Joystream / atlas

Whitelabel consumer and publisher experience for Joystream
https://www.joystream.org
GNU General Public License v3.0
100 stars 44 forks source link

Playback issue #3954

Open ivanturlakov opened 1 year ago

ivanturlakov commented 1 year ago

Context https://pioneerapp.xyz/#/forum/thread/301

✅ Case 1:

URL: https://l1.media/video/364 Browser: Chrome 111.0.5563.64 (Official), (x86_64) Region: Ukraine, Kyiv Network speed: 50Mbps Load time until playback starts: 800ms(2nd try - 1300ms, 3rd try - 2300ms) Number of playback interruptions (buffering): No interruptions Bitrate (Size/Length): 1439MB/44min 25sec Chosen DP: https://sieemmanodes.com/distributor/api/v1/assets/879 Console errors, comments: No errors

⚠️ Case 2:

Number of playback interruptions (buffering): Buffering sometimes takes more than 3-5 seconds Sometimes, much more -

https://user-images.githubusercontent.com/46903215/226366782-e67b3c3b-2af7-479f-8a1c-8f9a108424cc.mov

Chosen DP: https://sieemmanodes.com/distributor/api/v1/assets/879 Console errors, comments: No errors

dmtrjsg commented 1 year ago

@ivanturlakov thanks for raising this, we will add this to the sprint which starts on Monday.
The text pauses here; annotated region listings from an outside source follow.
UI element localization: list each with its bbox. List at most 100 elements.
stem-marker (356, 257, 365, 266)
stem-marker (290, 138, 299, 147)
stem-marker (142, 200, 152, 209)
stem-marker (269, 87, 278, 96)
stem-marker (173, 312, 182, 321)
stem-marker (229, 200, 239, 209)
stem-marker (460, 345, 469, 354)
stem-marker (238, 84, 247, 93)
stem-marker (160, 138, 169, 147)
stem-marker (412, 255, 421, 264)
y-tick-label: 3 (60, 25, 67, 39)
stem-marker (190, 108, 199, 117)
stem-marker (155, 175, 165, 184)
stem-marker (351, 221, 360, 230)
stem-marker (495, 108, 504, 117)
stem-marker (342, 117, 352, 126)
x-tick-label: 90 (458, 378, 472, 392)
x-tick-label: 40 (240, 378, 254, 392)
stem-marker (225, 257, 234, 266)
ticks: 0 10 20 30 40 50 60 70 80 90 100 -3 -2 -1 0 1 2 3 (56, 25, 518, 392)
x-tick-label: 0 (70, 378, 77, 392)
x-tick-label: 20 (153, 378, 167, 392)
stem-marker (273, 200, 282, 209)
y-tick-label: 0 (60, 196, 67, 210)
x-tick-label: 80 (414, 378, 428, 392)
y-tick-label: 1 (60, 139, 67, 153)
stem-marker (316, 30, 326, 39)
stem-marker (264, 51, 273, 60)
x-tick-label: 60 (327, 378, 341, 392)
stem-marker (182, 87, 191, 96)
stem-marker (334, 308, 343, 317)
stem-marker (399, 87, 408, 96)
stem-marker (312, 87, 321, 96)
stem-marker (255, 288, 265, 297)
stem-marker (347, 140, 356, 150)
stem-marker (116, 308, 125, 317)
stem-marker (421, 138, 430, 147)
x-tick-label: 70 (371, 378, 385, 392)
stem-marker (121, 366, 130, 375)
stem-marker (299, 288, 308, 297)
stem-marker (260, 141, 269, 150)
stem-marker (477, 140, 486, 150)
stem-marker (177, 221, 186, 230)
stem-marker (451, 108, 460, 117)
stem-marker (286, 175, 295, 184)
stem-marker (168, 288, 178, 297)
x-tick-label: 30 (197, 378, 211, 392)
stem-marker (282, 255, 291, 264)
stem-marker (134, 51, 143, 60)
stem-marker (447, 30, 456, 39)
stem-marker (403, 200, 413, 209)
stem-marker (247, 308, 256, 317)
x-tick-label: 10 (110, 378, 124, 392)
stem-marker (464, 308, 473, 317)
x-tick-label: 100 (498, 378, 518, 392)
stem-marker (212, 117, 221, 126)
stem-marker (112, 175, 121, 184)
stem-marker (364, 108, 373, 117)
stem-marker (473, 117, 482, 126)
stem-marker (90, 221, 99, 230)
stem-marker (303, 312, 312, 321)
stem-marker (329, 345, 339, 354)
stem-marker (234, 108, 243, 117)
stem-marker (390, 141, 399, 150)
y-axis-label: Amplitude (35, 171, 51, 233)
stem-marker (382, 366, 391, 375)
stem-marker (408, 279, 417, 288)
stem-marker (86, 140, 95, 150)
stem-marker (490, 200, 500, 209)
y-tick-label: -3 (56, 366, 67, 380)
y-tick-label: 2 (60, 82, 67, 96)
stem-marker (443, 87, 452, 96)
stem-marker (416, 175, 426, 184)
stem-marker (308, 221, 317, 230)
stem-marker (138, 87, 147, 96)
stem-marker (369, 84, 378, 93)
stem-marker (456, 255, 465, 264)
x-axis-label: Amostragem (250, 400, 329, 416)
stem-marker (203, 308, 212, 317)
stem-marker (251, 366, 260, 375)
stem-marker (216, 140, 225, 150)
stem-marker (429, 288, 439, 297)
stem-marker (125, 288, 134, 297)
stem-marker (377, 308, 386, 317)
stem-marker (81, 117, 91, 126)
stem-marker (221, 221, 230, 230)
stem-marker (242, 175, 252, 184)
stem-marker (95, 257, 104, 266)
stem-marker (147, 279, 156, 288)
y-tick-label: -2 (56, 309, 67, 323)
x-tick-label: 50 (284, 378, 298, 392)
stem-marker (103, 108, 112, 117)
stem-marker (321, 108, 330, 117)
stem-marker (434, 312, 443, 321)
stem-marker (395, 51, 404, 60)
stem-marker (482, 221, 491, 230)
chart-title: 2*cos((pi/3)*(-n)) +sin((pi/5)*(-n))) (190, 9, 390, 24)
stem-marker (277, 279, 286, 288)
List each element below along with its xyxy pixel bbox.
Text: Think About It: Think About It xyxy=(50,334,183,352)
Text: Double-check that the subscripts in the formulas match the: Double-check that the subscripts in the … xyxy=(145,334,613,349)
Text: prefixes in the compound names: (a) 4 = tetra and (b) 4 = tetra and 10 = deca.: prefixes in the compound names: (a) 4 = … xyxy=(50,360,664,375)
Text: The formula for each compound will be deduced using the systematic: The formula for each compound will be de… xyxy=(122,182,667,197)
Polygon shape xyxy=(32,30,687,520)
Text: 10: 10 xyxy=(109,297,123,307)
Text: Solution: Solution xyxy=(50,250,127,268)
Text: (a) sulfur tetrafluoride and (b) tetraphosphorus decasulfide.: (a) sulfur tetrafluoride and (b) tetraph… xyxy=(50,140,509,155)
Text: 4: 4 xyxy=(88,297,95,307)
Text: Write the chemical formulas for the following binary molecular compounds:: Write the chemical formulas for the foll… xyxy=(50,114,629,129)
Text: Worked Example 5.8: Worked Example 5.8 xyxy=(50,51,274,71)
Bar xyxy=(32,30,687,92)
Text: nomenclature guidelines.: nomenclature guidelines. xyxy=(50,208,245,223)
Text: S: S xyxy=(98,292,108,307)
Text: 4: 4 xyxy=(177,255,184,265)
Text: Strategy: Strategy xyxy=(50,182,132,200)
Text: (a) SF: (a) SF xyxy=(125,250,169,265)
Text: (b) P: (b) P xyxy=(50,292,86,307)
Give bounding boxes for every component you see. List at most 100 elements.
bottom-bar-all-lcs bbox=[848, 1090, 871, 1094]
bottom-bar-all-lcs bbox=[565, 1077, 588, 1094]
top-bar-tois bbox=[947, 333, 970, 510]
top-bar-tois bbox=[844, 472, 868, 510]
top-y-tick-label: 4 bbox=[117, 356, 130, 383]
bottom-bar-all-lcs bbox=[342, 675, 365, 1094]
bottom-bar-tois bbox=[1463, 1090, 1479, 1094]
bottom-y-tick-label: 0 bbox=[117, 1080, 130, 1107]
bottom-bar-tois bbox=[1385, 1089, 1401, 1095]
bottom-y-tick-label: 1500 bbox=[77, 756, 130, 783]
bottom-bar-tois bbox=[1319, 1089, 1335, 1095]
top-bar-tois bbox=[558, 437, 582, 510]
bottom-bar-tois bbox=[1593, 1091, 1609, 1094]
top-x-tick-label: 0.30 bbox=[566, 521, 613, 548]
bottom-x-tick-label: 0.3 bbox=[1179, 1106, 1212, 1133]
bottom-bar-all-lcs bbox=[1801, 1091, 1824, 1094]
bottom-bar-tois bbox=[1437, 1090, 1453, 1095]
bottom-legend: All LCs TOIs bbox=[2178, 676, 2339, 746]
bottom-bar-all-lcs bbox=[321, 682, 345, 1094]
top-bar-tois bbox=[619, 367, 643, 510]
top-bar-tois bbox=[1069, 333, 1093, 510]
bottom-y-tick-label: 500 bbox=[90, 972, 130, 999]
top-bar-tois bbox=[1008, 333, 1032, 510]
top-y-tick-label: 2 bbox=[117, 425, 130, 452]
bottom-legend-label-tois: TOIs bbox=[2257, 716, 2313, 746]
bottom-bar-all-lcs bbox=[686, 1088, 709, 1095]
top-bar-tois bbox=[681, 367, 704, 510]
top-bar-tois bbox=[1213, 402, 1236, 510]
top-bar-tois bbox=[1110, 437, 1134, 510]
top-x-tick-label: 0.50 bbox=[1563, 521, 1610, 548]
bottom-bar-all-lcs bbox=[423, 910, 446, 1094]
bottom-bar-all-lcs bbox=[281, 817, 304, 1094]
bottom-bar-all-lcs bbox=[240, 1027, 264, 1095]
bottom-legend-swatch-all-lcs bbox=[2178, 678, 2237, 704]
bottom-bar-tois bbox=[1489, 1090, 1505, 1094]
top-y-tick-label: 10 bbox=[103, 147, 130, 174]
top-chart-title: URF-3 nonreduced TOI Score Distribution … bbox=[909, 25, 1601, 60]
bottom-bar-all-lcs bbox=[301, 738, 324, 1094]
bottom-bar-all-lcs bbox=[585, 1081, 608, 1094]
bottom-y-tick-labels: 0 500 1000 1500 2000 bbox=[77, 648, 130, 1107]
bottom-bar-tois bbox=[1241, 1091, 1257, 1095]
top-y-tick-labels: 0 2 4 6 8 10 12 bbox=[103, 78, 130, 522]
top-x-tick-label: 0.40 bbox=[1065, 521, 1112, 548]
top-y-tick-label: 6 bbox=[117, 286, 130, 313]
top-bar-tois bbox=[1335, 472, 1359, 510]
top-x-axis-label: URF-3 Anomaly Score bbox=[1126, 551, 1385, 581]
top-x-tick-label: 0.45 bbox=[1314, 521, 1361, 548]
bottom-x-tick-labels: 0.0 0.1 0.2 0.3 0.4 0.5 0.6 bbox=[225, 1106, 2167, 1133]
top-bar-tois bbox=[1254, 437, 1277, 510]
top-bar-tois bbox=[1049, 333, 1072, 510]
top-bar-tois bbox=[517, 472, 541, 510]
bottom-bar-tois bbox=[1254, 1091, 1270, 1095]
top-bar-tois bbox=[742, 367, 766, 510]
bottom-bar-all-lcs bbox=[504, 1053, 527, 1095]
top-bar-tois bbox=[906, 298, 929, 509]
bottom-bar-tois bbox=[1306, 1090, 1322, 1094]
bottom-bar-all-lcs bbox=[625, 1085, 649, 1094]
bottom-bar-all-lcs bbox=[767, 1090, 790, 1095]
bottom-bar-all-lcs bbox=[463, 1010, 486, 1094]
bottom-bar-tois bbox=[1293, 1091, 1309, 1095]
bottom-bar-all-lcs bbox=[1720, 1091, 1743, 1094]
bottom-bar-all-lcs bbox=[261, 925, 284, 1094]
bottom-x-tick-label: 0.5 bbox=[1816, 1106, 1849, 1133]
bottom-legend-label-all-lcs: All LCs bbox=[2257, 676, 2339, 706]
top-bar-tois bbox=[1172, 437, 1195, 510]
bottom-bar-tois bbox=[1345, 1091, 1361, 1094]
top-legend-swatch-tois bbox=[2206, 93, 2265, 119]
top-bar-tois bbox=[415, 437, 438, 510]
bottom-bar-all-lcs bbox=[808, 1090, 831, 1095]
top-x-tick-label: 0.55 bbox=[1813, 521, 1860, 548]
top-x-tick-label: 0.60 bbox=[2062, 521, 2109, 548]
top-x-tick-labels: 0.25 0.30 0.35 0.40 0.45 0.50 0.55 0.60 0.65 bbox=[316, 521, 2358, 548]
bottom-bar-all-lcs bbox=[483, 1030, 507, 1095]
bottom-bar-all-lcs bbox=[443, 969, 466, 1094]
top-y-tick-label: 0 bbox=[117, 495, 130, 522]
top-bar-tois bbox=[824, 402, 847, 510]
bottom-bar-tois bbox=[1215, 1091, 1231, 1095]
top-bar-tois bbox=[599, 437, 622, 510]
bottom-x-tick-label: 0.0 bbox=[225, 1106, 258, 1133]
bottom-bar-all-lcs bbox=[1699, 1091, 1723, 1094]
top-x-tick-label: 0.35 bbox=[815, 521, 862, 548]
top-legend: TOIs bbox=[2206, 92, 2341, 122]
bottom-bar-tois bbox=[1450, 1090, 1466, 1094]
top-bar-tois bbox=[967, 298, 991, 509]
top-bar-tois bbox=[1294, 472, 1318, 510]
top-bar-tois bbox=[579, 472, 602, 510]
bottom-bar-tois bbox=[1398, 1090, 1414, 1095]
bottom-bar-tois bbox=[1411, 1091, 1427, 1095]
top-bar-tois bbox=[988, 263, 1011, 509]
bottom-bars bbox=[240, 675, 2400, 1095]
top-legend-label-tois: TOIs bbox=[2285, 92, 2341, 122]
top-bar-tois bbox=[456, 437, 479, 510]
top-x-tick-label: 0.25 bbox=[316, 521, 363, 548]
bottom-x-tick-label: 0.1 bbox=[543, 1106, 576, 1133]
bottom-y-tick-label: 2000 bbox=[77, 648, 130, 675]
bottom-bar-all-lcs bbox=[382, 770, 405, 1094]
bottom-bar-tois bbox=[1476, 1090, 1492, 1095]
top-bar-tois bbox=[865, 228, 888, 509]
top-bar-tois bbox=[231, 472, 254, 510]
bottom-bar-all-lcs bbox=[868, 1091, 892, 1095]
traumschule commented 1 year ago

other reported issues:

dmtrjsg commented 1 year ago

MM on Playback issues call held by JSG.

Present: @bedeho @Lezek123 @dmtrjsg @attemka

Playback issues - Solutions

1. Monitoring and Reporting

Understanding and detecting problems falls on DAO, but JSG needs to provide best opportunity for DAO team understand how well applications interact with infra.

Both downloading and uploading.

We need to introduce a standard how applications report how well things are going.

GH issue: https://github.com/Joystream/atlas/issues/3980

Priority = High. Before this one is done its not worth investing more time on other issues.

Owner: Artem


Current status on logging: we collect

ES server run by community, collects too much data, need to be reviewed as its too verbose and hard to make sense of.

ES and Kibana instance for Atlas that collects response times from distributor nodes. If errors from client perspective all collected there.

To do:

  1. Not generate more data before we analyse what we have.
  2. Connect the data that we already collect.
  3. Review and add set of tools to analyse it properly.

How easy is it to review/ collect data points / errors that we have?

Application level: There are diff type of severity logs; diff logs for debugging specific type; error logs; warnings. Implemented for both storage and distributor nodes use this.

Everything that storage and distributor leads need to know is already there.

We need to review severity levels (e.g. from warning to debugging)

Dedicated dash for Atlas:

https://atlas-services.joystream.org/kibana/app/dashboards?auth_provider_hint=anonymous1#/view/cecb4ca0-792a-11ec-8b96-2be5a346ee21?_g=(filters:!())&_a=(description:'',filters:!(),fullScreenMode:!f,options:(hidePanelTitles:!f,useMargins:!t),query:(language:kuery,query:''),tags:!(),timeRestore:!t,title:'SP%20dashboard',viewMode:view)

Leszek:We can have also instance-specific logs, to track the same for specific clients.

Artem: Availability and quality of service of distributors need to be separated and dealt separately.

It’s the time it takes to download that requires addressing.

__

How do we catch performance deterioration (takes too much time to load when skipping for instance).

__

There’s also Kibana dash exists for this: example: https://kibana.joystreamstats.live/login?next=%2F

__

JSG actions:

Not changing anything on Atlas side. We collect overview of who owns what, what access do they have.

JSG should respond to requests for additional data rather than trying to lead and enforce approach.

__

Artem: on Atlas side we only looked at distance to distributors, and not congestion (e.g. if 4 users already watching content, we didn’t factor that in).

Now that selection of distributors happens on Orion side, would be nice for distributor to add more feedback to Orion itself.

Action: issue to be raised for later, not the biggest problem whit.


Short term issue to be raised: Add monitoring to log entries for Argus to add specific query to the error. So we collect stats more precisely.


Bedeho to speak with Distributors lead and take this further.


JSG: test performance after distributors mgt is improved. There are tools to do multiple distributor requests for same content and see how this performs.

2. Multiple resolutions

Before diagnosing the problem more, not worth investing into introducing more than one.

3. Adaptive streaming

Parked for later

Summary

Biggest problem: some nodes are taking too long to deliver assets. Lead is able to detect this, and able to start operational and technical analysis, but that is not happening.

Objective: manage the distributors with aim to increase performance. This should be done before we add more data/ do any changes on apps side.